Bunglaow by the Sea
The sea is rumbling at a distance, with the tides and the sand enjoying a touch and go relationship. I sometimes imagine what life must be like for them. The sea might whisper out "I am there", as they touch, and then an "I am not there" during its sinuous relapse back.
I am there. I am not there.
A chalky, muffled laugh maybe as they continue their respective missions to touch and un-touch each other. In the time that the sea decides to look away, the sand gets restless. Therefore the patterns of little snails creeping out of the sand for a peek, the sometimes solitary footsteps that seem to lead away into a tomorrow unknown.
And then the waves come in, and wash all of them away.
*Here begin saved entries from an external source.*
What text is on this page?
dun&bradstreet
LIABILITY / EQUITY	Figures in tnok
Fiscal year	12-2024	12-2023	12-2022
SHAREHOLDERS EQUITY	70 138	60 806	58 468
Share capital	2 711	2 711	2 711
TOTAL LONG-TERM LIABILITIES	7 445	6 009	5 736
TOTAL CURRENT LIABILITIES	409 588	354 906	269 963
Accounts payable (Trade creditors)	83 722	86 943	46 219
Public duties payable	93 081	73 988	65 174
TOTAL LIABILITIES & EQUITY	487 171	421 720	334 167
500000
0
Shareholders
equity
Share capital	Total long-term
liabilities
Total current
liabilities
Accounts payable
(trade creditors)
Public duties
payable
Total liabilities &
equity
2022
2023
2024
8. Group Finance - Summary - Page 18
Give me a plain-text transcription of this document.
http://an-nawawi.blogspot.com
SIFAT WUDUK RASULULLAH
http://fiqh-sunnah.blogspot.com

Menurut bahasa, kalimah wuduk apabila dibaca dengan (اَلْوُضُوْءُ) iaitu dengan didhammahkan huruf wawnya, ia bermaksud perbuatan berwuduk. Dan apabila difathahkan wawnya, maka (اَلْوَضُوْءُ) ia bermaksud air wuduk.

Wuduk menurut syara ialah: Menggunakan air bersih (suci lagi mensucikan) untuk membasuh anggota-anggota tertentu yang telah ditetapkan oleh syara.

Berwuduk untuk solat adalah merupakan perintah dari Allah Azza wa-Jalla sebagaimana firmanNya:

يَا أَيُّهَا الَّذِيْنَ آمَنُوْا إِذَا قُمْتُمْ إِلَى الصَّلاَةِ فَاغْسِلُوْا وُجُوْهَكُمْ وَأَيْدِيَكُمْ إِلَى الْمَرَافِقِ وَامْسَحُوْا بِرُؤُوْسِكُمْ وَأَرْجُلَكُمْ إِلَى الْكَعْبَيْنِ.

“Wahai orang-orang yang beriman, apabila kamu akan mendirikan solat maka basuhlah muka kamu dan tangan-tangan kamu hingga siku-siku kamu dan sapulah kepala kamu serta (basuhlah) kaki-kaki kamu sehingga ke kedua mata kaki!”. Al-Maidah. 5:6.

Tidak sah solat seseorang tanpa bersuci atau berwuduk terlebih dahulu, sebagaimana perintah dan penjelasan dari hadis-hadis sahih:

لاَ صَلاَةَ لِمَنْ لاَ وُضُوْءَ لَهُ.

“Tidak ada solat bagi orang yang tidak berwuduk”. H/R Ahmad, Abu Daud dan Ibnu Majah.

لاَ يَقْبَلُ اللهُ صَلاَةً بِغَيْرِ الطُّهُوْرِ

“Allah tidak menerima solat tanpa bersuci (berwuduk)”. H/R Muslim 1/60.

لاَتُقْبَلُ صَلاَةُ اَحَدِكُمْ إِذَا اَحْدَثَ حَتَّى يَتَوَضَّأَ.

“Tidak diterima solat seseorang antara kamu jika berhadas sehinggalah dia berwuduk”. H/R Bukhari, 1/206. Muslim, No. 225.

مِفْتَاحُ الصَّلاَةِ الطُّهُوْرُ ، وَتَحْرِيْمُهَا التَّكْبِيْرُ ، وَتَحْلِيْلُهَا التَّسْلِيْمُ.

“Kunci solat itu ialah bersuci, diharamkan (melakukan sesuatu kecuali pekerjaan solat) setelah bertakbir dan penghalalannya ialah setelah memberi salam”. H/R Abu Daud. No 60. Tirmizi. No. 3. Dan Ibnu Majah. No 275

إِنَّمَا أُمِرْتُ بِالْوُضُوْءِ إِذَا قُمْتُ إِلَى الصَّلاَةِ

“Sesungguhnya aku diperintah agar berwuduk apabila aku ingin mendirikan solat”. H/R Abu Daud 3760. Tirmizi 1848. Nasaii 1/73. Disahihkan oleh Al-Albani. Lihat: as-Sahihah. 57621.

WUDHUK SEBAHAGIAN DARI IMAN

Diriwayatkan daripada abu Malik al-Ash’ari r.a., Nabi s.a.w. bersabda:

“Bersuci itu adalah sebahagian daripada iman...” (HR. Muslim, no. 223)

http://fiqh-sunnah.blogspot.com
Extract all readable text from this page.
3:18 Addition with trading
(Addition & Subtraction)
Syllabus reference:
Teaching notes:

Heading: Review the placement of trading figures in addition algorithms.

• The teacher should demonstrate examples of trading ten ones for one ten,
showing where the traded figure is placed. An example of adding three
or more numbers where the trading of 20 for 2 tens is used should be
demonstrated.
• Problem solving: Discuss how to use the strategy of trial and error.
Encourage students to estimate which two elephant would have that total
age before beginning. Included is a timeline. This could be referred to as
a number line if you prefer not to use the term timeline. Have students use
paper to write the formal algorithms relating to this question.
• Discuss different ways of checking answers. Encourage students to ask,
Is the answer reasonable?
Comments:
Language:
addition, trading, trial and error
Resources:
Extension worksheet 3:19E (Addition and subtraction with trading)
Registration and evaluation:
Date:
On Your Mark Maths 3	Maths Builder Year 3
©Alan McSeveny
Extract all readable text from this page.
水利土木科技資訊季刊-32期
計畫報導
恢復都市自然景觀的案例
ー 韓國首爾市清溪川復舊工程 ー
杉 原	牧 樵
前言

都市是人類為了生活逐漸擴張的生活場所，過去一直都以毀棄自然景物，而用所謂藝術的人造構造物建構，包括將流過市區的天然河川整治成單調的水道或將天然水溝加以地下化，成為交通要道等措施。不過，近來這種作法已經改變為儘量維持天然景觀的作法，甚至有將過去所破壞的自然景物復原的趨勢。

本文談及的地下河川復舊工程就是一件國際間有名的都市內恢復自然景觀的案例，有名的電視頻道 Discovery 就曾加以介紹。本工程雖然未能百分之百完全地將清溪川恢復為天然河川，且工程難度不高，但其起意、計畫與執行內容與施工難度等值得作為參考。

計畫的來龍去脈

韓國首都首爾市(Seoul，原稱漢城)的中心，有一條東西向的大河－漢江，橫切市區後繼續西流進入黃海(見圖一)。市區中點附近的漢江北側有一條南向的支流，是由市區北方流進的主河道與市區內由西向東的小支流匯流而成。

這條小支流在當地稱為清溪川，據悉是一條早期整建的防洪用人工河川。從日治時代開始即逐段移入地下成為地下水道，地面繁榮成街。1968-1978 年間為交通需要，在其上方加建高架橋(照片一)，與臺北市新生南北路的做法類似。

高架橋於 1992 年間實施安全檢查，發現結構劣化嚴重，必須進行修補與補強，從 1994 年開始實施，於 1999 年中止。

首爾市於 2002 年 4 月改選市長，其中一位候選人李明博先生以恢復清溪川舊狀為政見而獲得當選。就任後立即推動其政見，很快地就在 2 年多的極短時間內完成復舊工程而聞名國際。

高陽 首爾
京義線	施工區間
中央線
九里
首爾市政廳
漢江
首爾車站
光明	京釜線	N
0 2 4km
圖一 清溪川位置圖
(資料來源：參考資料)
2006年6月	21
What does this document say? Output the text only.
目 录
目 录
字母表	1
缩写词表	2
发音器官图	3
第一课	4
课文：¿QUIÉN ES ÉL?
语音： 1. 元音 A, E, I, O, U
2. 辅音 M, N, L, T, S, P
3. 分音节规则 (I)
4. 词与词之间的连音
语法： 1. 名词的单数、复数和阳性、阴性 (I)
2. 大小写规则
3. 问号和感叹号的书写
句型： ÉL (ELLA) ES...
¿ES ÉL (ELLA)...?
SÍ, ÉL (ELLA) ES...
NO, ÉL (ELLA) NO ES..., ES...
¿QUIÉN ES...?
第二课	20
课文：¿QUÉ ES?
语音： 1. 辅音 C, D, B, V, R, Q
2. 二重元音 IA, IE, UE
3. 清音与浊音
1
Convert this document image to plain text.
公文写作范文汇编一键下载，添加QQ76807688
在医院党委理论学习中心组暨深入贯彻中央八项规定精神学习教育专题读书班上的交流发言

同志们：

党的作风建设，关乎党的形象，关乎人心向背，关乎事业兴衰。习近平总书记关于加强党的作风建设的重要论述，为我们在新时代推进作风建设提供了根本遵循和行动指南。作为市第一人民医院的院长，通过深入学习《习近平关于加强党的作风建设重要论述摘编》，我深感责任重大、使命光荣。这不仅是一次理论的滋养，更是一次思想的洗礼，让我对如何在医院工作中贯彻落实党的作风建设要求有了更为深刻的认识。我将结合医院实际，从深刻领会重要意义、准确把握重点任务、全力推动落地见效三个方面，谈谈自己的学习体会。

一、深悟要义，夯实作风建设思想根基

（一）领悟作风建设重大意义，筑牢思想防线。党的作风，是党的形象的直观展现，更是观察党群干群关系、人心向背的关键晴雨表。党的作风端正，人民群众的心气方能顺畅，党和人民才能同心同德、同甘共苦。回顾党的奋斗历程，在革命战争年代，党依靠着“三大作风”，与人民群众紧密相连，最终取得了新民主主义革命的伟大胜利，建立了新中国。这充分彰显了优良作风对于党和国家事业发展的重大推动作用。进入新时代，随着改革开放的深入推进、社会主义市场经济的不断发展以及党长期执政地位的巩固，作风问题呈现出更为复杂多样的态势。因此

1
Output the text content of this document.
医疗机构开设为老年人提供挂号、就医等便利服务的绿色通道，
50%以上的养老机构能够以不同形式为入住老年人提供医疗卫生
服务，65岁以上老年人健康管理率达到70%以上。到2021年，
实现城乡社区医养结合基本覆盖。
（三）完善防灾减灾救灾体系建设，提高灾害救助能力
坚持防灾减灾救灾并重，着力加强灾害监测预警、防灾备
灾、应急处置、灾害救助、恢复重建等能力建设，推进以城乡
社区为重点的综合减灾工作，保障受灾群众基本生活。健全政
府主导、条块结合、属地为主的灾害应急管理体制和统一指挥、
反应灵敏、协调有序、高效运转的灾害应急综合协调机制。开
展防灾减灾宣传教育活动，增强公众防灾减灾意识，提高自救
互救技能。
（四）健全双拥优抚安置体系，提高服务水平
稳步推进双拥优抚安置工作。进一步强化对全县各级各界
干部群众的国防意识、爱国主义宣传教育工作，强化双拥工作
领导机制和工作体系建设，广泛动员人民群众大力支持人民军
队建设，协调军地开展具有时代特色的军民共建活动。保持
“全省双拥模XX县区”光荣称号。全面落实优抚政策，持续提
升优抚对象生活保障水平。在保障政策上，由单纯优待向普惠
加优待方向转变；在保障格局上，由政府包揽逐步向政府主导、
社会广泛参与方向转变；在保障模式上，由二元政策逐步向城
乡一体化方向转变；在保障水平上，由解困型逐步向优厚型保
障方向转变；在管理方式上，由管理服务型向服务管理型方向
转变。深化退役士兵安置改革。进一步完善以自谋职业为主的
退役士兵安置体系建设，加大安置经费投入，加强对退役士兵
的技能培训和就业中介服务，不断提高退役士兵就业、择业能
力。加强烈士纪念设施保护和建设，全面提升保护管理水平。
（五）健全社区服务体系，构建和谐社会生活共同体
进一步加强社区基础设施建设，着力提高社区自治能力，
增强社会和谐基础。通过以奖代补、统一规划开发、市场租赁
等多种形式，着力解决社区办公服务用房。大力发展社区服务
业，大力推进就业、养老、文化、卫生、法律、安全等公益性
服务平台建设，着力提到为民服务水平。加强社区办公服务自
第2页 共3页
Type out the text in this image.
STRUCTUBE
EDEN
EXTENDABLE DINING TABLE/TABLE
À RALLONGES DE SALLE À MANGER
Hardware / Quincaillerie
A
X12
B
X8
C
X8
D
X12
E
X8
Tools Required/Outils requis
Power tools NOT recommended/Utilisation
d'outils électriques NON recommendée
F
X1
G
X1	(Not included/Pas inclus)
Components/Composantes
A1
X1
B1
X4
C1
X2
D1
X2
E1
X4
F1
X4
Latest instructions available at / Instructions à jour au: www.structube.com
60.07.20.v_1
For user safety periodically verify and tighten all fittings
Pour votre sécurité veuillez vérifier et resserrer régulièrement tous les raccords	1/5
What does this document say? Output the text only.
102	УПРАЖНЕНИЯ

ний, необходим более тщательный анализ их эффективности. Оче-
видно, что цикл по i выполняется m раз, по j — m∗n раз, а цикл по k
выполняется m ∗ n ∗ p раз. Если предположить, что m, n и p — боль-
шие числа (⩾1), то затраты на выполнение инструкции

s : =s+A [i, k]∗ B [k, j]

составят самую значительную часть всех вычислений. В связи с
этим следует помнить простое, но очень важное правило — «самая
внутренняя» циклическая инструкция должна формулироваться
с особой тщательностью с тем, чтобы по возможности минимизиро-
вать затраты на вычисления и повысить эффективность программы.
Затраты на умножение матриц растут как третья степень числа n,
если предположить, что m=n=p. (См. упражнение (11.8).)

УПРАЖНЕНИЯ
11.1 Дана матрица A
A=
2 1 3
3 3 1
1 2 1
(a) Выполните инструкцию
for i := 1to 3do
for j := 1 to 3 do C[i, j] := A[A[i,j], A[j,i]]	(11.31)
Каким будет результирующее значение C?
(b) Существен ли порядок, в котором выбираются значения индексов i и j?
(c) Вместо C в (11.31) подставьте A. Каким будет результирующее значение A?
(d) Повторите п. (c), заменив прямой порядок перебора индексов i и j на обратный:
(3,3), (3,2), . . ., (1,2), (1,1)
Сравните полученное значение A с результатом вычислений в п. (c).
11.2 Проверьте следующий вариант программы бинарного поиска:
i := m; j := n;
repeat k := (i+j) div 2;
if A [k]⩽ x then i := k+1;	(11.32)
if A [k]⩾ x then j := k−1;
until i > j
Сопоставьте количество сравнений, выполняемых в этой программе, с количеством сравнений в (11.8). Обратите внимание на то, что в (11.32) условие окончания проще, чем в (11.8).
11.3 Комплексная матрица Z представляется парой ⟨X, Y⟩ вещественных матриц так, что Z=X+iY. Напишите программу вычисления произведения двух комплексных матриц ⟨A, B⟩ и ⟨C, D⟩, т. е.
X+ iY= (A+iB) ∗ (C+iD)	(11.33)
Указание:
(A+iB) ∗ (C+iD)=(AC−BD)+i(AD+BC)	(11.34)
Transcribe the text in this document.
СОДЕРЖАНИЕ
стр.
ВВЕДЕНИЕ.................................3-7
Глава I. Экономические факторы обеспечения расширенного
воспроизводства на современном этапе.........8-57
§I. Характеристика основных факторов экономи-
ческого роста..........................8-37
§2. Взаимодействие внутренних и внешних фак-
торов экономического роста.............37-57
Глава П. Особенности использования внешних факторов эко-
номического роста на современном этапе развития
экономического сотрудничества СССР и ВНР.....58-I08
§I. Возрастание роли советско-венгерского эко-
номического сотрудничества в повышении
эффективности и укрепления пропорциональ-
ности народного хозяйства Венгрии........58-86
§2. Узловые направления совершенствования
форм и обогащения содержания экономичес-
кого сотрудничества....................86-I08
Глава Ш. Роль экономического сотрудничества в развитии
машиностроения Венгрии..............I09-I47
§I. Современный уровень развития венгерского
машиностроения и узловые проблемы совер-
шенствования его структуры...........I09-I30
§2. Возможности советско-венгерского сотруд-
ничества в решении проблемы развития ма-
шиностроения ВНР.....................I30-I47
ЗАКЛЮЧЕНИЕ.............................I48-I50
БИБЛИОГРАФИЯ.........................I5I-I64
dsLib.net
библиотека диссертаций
Let's start afresh, it seems to say, for don't all endings portend new beginnings?
All this go on at the back of my mind, as I sit on one of the wicker chairs that line the sunlight veranda, facing the blue wall. As if concurring with my thoughts, the dog comes and rests its damp nose on my lap.
You'd do that too, all the time. When you were bored, sick, eating, reading, breathing, being. Amma's lap. The only piece of cushioning you found in the entire house.
This is how I spend my days now. Thinking about the pitter patter of little feet that once ran all over this house. The memories, the yearning. The clichéd empty nest.
That's how I live now. In the bungalow by the sea.